REPUBLIKA.CO.ID, JAKARTA -- Juru Bicara Kementerian Kesehatan RI Mohammad Syahril mengatakan, tidak ada tambahan kasus gangguan ginjal akut progresif yang dilaporkan di Indonesia per Ahad (6/11/2022). "Kami sangat bersyukur, sampai 6 November 2022 tidak ada kasus yang terlaporkan, baik itu kasus baru, maupun yang lama. Termasuk angka kematiannya," kata Mohammad Syahril dalam jumpa pers terkait update perkembangan gangguan ginjal akut pada anak yang diikuti dalam jaringan di Jakarta, Senin (7/11/2022).
Syahril mengatakan, akumulasi kasus gangguan ginjal akut progresif di Indonesia hingga Sabtu (5/11/2022), mencapai 324 kasus yang tersebar di 28 provinsi. Kemenkes melaporkan, delapan provinsi di antaranya menjadi penyumbang kasus nasional terbanyak, di antaranya DKI Jakarta 83 kasus, Jawa Barat 41 kasus, Aceh 32 kasus, Jawa Timur 25 kasus, Banten 22 kasus, Sumatera Barat 20 kasus, Bali 16 kasus, dan Sumatera Utara 15 kasus.

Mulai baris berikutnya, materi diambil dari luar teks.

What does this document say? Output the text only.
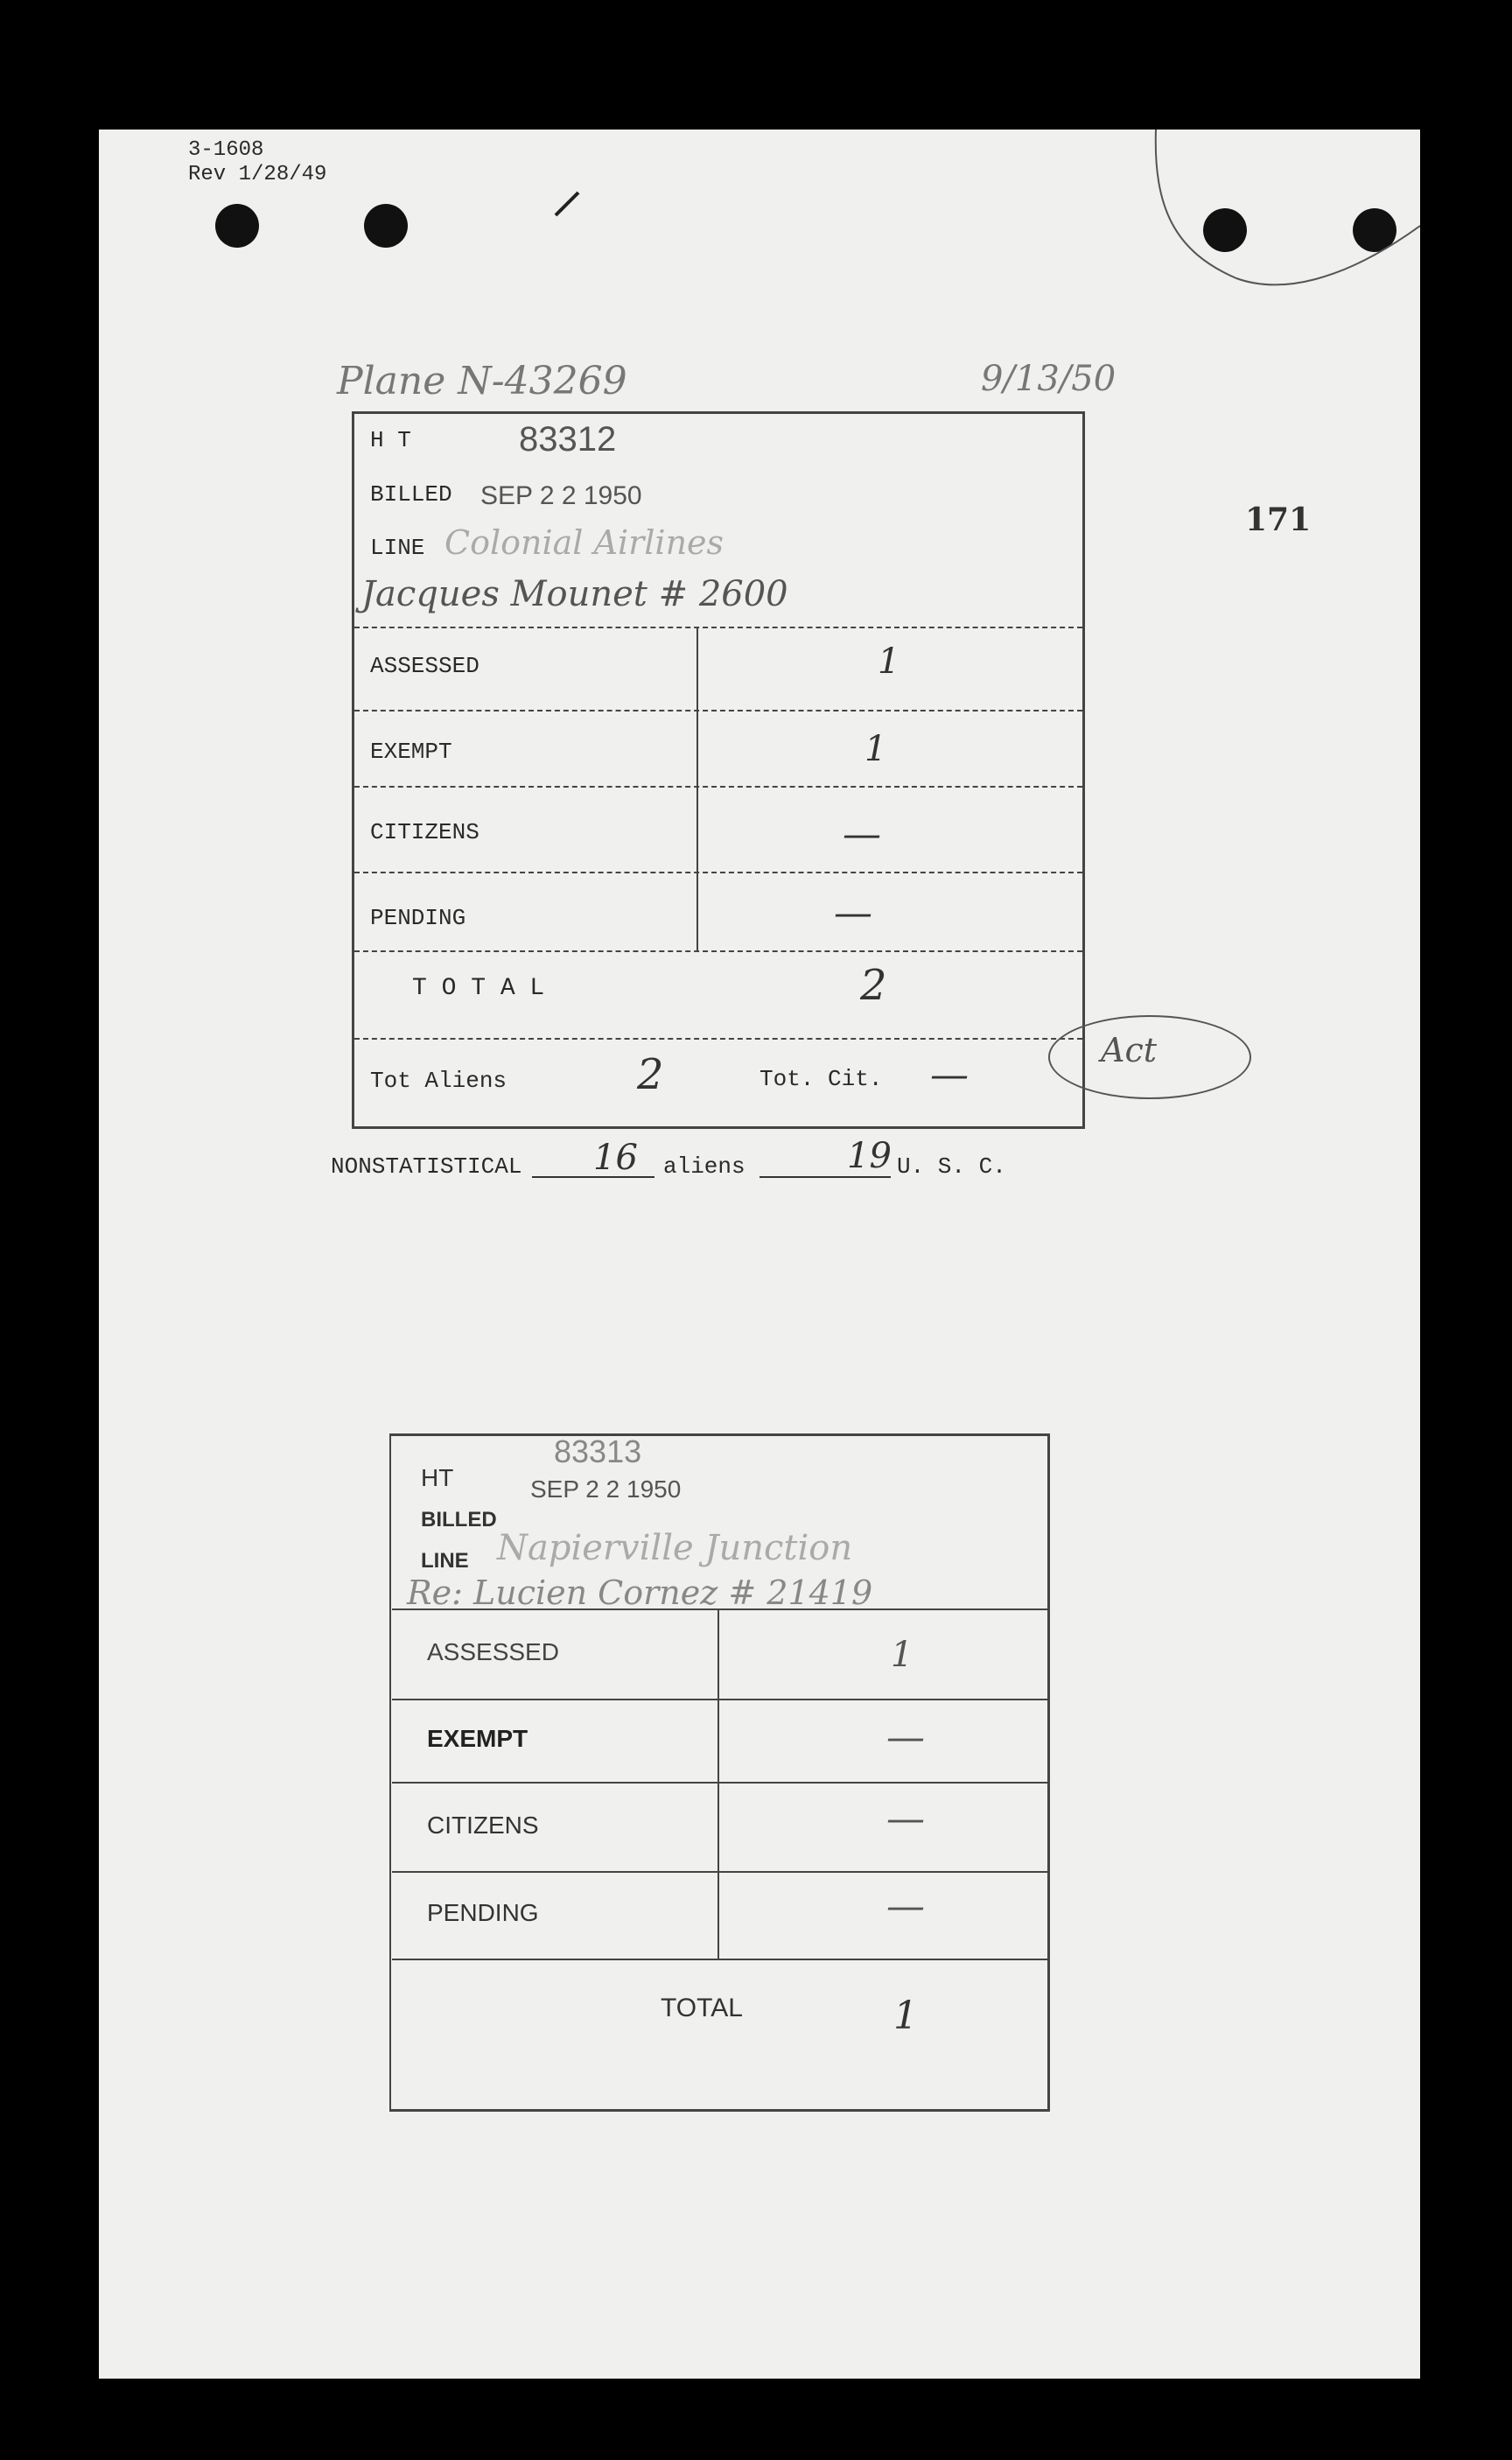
3-1608
Rev 1/28/49
Plane N-43269	9/13/50
171
H T	83312
BILLED SEP 2 2 1950
LINE Colonial Airlines
Jacques Mounet # 2600
ASSESSED	1
EXEMPT	1
CITIZENS	—
PENDING	—
T O T A L	2
Tot Aliens	2	Tot. Cit. —
Act
NONSTATISTICAL 16 aliens	19 U. S. C.
HT
83313
SEP 2 2 1950
BILLED
LINE Napierville Junction
Re: Lucien Cornez # 21419
ASSESSED	1
EXEMPT	—
CITIZENS	—
PENDING	—
TOTAL	1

Dari total 324 kasus, sebanyak 195 di antaranya meninggal dunia, 27 dalam perawatan, dan 102 dinyatakan sembuh. Kasus kematian berdasarkan kelompok umur didominasi pasien berusia 1 hingga 5 tahun sebanyak 130 dari total 190 kasus, usia kurang dari 10 tahun 27 orang dari total 50 kasus, usia 6 hingga 10 tahun 26 orang dari total 43 kasus, dan 11 hingga 18 tahun 11 orang dari total 40 kasus.
Menurut Syahril, penurunan laju kasus dipengaruhi serangkaian kebijakan pemerintah, dimulai dengan pelarangan penggunaan obat sirop dan penggunaan obat penawar Fomepizole per 18 Oktober 2022. Selain itu, pada 23 Oktober 2022 Badan Pengawas Obat dan Makanan (BPOM) RI mengumumkan daftar obat yang aman dikonsumsi masyarakat.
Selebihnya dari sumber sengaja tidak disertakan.